What it means is that - for all of us - the passage of time has become something that can be manipulated but not slowed. And what this boils down to is that the pace of life is pacier yet: not allowed to do nothing, no time for vacuous thoughts or voluminous ideas. No time to stand and stare. For a happy new year perhaps we should simply SWITCH OFF.

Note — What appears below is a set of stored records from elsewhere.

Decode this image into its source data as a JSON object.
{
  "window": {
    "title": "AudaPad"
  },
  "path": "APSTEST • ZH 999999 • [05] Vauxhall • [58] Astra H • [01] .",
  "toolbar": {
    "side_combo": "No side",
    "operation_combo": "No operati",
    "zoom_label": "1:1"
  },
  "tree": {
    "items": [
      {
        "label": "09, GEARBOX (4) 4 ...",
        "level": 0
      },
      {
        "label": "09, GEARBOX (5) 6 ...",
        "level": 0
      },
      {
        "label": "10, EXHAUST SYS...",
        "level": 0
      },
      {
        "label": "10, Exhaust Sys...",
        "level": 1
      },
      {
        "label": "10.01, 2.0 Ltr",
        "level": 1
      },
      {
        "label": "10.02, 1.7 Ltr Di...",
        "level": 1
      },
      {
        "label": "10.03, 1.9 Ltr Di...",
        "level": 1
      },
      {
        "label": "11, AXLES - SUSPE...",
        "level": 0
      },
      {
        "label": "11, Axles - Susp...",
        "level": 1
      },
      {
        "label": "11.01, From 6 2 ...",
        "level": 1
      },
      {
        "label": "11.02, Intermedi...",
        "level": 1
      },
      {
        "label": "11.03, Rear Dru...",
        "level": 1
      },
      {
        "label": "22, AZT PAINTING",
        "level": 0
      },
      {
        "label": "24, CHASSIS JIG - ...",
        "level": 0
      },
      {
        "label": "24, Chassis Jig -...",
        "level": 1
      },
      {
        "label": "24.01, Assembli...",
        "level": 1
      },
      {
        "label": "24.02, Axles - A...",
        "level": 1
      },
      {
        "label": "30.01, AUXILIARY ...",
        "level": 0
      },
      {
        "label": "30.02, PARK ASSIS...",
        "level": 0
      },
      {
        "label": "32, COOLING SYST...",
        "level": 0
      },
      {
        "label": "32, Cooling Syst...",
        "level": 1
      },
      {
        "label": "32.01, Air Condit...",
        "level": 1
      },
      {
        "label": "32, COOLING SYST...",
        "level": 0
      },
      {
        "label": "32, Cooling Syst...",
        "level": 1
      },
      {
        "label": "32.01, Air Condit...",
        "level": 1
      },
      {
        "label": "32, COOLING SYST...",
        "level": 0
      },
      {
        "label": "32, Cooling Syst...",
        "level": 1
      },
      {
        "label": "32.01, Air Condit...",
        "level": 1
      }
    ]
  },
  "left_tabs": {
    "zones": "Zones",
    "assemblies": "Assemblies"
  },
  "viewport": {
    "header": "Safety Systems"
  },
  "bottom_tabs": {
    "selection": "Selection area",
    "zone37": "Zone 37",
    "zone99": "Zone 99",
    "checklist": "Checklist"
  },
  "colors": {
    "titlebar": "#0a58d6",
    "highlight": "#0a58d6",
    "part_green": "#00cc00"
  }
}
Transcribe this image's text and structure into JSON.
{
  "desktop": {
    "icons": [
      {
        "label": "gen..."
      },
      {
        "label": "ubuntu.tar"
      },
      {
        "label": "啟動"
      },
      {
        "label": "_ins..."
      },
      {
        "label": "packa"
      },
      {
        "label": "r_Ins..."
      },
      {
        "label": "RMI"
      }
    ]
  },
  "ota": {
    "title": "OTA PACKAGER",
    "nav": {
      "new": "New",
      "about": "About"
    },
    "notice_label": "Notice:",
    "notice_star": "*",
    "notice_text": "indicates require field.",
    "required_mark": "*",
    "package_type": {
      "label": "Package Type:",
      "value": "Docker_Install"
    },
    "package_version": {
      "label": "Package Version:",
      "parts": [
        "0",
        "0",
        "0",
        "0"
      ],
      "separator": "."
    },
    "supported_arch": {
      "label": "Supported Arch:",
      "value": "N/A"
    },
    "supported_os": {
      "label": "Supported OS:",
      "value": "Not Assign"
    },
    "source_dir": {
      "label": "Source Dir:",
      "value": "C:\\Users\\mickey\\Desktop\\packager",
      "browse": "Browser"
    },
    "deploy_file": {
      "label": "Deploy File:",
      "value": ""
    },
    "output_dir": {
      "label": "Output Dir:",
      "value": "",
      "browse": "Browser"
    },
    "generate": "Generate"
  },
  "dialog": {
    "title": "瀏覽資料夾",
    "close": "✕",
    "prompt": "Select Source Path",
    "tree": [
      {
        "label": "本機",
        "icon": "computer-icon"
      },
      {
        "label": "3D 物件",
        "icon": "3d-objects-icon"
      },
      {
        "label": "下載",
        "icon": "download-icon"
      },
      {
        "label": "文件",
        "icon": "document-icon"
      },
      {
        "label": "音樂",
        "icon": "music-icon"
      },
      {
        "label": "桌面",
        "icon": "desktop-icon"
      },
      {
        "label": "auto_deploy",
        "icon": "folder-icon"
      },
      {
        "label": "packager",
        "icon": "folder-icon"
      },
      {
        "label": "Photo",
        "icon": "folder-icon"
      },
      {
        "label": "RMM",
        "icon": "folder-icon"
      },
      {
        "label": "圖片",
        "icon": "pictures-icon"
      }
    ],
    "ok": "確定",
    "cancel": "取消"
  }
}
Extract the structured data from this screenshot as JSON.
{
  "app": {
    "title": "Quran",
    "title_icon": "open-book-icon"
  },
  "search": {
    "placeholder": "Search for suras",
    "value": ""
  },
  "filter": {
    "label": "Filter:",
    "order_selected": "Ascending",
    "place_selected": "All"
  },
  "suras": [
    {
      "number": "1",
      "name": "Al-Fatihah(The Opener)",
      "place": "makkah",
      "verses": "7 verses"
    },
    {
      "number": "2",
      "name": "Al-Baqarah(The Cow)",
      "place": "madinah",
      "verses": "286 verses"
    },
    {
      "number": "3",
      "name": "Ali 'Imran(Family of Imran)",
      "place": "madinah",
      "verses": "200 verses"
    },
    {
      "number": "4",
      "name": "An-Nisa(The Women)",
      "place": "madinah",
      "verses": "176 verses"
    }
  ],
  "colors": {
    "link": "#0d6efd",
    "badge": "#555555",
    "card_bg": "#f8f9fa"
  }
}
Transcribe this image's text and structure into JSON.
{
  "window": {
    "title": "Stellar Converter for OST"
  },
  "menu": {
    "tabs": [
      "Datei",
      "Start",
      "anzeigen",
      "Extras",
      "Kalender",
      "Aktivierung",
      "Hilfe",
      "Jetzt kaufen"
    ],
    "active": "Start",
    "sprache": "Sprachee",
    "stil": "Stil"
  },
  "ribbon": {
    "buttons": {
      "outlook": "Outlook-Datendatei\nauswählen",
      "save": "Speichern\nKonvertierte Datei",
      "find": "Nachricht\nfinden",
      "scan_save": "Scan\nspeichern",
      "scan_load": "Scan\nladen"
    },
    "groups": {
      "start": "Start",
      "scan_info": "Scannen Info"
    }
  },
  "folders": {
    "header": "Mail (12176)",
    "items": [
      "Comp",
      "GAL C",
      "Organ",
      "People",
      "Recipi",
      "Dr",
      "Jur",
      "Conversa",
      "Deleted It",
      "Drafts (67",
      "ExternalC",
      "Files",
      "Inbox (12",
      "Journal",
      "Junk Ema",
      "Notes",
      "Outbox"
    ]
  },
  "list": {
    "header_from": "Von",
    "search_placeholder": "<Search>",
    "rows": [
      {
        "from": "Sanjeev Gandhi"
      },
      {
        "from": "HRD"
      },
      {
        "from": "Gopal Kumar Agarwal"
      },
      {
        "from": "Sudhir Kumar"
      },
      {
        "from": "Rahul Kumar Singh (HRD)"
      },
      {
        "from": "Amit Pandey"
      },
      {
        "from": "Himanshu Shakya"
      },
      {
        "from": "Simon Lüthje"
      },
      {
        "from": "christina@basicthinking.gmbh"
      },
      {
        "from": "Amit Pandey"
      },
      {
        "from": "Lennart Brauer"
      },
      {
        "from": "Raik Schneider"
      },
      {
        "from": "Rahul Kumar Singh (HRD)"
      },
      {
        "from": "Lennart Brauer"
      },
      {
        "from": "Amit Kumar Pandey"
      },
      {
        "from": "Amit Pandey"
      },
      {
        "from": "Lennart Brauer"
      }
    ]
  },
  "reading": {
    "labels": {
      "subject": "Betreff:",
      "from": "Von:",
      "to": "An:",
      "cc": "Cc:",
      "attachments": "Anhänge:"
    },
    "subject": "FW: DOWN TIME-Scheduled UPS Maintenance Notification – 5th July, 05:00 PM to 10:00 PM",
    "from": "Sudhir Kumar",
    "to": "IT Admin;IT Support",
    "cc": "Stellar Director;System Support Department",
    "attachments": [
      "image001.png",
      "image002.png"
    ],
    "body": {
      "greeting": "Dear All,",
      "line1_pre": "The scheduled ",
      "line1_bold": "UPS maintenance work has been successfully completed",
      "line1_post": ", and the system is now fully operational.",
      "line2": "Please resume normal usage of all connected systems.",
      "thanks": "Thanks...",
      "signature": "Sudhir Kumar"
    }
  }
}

Saturday, 19 December 2009

Shameful Sculptor Eric Gill

If you walked around the recent sculpture exhibition at the Royal Academy whom might you think was a sinister sculptor? Knowing no facts on the matter, you could be forgiven for thinking it Jacob Epstein, whose menacing iron sculpture Rock Drill, has been recreated. This piece, unbelievably constructed 1913-1915, is a prelude to every robot that we have seen in movies over 50 years later.

The work of Eric Gill (1882-1940), on the other hand, is beautiful in its simplicity. His works demonstrate the affinity between art and architecture perfectly. We know his pieces without ever knowing they are ‘pieces’, so well do they meld with the building.

The Art Deco façade of the BBC (Broadcasting House) incorporates Gill’s sculpture of Ariel & Prospero. This is a perfect example of how his artistic work integrates with the building: we perceive it as a whole, a part, of the architecture.

There was a talk at the RA entitled Saint or Sinner? Re-assessing Eric Gill. Now, I haven’t heard the talk nor have I read Fiona McCarthy’s biography of him. All I know is that Gill is guilty of some very unsavoury practices that have ruined his reputation as a godly man and an artist.

Gill’s behaviour was thoroughly reprehensible but he was also a genuinely talented artist and craftsman. He did some marvellous illustrations that remind me of Aubrey Beardsley and some of the artists who were doing lino cuts in the first quarter of the last century. An excellent letterer (he designed the typeface Gill Sans) he also carved the letters and designs on war memorials, gravestones and in churches.

I first became aware of him when I saw his linear two-dimensional sculptured panels not unlike the ancient friezes that decorated the buildings of Rome and Athens. Gill’s figures and animals, however, are simple, naïve and primal. And all the more striking because of this.

But when I visited this exhibition – which was excellent – I felt very uncomfortable. I like his work. I think he was a designer and sculptor of great talent. But I couldn’t help thinking about the dark side of him and this cast a shadow over enjoyment of his pieces.

I tried to tell myself that I must disassociate the artist’s predilections from his work. I must not let it cause a barrier between me and the pieces. I tried not to let my dark thoughts affect my enjoyment of his work. Unfortunately, they did. His talent is now tainted for me.

If only those of us who feel we have little natural talent could have one small piece of the gift that these artists display. We wouldn’t squander it, would we. We would revel in our gift, embrace our talent, nurture it and let it flourish. And it would be something pure, would it not. Or would it.

Could it be that the great creative force and superb style that a few artists have are only kindled by dark, sinister and wicked acts. Are these deeds and the shame of them, the price they (and sadly others) pay for the beauty of their art. I don’t know if it is a truth or a convenient excuse but I think, given the choice, I might just settle for mediocrity.